Can the buyers described cancel without paying you for all the time and resources you dedicated to their projects? Can they get away with this?

There are no published decisions applying the statute to design professionals. However, we do know that one judge, from the bench, ruled that it did apply to the provision of professional design services and dismissed the fee claims of an architect who failed to provide the required notice of the right to cancel along with the agreement with the owner.

Additionally, the courts have applied this statute to transactions among individuals we would not ordinarily think require such “consumer protection.” In one case, Burke v. Yingling 446 Pa. Super 16,666 A 2d 288 (1995), a buyer, whom the court characterized as “sophisticated,” initiated contact with an individual who sold customized audio-video systems. The parties conducted lengthy negotiations, and on more than one occasion the seller went to the buyer’s home to discuss the transaction. After a few months, the parties finally agreed on a contract, but without the required notice of the buyer’s right to cancel. Once the equipment was installed the purchaser changed his mind. He rescinded the contract, returned the equipment, and refused to pay the seller a dime, based on the failure of the seller to provide the required notice. The court agreed with the buyer, although he was certainly a sophisticated individual who had many weeks (even months) to decide on the purchase. The court decided that the statute applied, according to the plain meaning of its terms to this transaction, and the particular circumstances of the transaction could not be used to avoid the statutorily mandated result.

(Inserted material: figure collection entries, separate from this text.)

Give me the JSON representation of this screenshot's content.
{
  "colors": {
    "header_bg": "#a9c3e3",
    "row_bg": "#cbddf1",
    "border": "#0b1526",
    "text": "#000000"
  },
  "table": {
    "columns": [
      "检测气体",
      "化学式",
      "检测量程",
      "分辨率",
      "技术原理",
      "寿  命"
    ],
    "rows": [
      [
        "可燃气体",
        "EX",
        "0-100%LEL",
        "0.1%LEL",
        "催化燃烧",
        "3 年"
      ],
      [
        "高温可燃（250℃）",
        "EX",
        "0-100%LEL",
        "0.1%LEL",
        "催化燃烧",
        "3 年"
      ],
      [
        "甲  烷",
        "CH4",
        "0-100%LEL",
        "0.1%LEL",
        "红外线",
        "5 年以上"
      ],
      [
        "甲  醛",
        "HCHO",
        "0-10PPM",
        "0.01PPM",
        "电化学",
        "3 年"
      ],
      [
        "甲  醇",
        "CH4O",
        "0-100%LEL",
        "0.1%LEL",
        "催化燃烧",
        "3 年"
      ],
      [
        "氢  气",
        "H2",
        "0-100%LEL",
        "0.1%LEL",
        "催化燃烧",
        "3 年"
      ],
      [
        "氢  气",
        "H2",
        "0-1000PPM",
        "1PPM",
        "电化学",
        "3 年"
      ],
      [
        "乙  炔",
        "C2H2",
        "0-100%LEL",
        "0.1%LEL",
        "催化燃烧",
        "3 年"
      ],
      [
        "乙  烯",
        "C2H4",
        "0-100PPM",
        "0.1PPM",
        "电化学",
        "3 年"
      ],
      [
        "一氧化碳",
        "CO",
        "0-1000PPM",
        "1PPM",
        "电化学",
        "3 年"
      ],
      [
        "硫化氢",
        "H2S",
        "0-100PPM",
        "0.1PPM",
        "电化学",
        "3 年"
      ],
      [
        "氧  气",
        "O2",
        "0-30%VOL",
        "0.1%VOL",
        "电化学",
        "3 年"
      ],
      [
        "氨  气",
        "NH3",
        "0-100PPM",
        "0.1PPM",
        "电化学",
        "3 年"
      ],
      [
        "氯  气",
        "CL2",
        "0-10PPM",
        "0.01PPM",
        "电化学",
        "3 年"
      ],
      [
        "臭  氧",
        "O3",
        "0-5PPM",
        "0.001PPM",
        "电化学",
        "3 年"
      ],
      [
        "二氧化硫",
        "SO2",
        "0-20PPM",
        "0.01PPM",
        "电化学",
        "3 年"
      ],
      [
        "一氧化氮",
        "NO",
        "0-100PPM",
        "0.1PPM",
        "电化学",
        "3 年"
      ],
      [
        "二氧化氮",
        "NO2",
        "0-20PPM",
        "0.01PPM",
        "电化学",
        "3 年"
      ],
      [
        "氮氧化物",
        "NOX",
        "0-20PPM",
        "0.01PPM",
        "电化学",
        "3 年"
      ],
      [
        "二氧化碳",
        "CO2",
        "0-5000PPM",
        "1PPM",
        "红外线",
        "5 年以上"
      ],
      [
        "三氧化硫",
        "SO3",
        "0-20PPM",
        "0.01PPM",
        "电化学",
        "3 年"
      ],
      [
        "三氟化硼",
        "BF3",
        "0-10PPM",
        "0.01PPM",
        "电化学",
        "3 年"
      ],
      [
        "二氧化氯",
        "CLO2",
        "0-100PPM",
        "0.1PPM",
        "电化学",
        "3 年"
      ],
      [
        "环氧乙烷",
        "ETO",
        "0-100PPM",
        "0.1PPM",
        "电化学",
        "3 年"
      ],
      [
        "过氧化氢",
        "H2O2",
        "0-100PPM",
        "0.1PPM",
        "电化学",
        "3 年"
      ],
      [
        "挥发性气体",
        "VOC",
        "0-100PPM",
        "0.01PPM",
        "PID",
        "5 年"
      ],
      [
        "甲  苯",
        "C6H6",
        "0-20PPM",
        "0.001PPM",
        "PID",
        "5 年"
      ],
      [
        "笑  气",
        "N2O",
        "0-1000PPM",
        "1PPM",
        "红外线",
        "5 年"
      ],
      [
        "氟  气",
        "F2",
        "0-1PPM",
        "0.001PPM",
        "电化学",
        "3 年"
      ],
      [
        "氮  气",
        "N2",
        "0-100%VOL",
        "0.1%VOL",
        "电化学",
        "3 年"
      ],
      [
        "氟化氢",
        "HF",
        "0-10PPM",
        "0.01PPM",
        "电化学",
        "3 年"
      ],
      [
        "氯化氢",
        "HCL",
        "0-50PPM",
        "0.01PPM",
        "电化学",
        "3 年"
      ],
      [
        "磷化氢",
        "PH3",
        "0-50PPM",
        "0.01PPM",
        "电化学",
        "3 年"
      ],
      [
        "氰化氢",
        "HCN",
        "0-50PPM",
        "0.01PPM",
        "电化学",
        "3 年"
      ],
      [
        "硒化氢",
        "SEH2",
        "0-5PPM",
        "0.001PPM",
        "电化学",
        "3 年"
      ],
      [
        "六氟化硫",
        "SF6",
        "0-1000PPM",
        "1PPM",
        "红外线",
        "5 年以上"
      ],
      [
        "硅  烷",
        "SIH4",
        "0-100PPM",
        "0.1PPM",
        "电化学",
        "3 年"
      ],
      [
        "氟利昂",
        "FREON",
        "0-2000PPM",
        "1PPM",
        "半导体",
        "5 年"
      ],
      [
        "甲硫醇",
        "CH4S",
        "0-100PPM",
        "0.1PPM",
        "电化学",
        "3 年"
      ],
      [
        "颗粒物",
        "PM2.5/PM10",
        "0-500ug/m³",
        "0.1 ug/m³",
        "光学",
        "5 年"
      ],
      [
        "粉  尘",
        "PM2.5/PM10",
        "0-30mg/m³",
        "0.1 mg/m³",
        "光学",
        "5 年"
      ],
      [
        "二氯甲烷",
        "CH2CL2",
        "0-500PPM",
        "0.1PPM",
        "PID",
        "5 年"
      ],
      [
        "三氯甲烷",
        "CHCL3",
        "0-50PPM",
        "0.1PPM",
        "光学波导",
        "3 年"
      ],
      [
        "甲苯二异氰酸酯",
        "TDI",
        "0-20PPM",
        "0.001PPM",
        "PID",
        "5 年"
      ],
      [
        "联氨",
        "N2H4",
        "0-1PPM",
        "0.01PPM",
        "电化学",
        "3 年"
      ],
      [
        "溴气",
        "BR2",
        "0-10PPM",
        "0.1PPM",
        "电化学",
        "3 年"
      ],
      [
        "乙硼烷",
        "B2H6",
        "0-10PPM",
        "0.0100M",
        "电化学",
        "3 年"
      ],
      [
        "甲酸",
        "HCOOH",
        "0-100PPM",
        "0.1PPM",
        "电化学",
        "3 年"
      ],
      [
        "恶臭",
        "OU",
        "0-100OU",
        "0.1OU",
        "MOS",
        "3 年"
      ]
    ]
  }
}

Yet, there are some case decisions that suggest that the courts will examine the particulars of the sale to determine if the statute’s terms were intended to apply to such a transaction. In Lou Botti Construction v. Harbulak 760 A.2d 896 (Pa. Super. 2000), the court concluded that since the contract was entered into as a result of a prior social dating relationship between the buyer and seller, the contract was not initiated “as a result of or in connection with” a contact at the buyer’s residence. Accordingly, since the buyer did not fall within the class of persons apparently envisioned by the consumer protection statute, the seller was not penalized for failing to include the requisite notice.

Whether a prior professional relationship, as opposed to a social relationship, would warrant a similar finding that the statute did not apply has not been decided.

The lack of a definitive answer to the question of whether or not the statute will apply to your agreement seems to create a problem. However, it is a problem that can be easily avoided; when in doubt, provide the required notice outlined in the statute. It can be prepared for each contract without much effort. Its attachment should not ring any alarms or require undue scrutiny from the client since it is mandated by statute and identified as such, and many buyers have seen similar notices for other transactions (e.g., home and car sales). We have prepared the required notice for certain clients, particularly those providing residential design services, to provide such “an ounce of prevention.”

© 2002 Powell, Trachtman, Logan, Carrle & Lombardo, P.C.

This bulletin is intended for general information purposes only and does not constitute legal advice. The reader should consult with legal counsel to determine how laws, suggestions and illustrations apply to specific situations.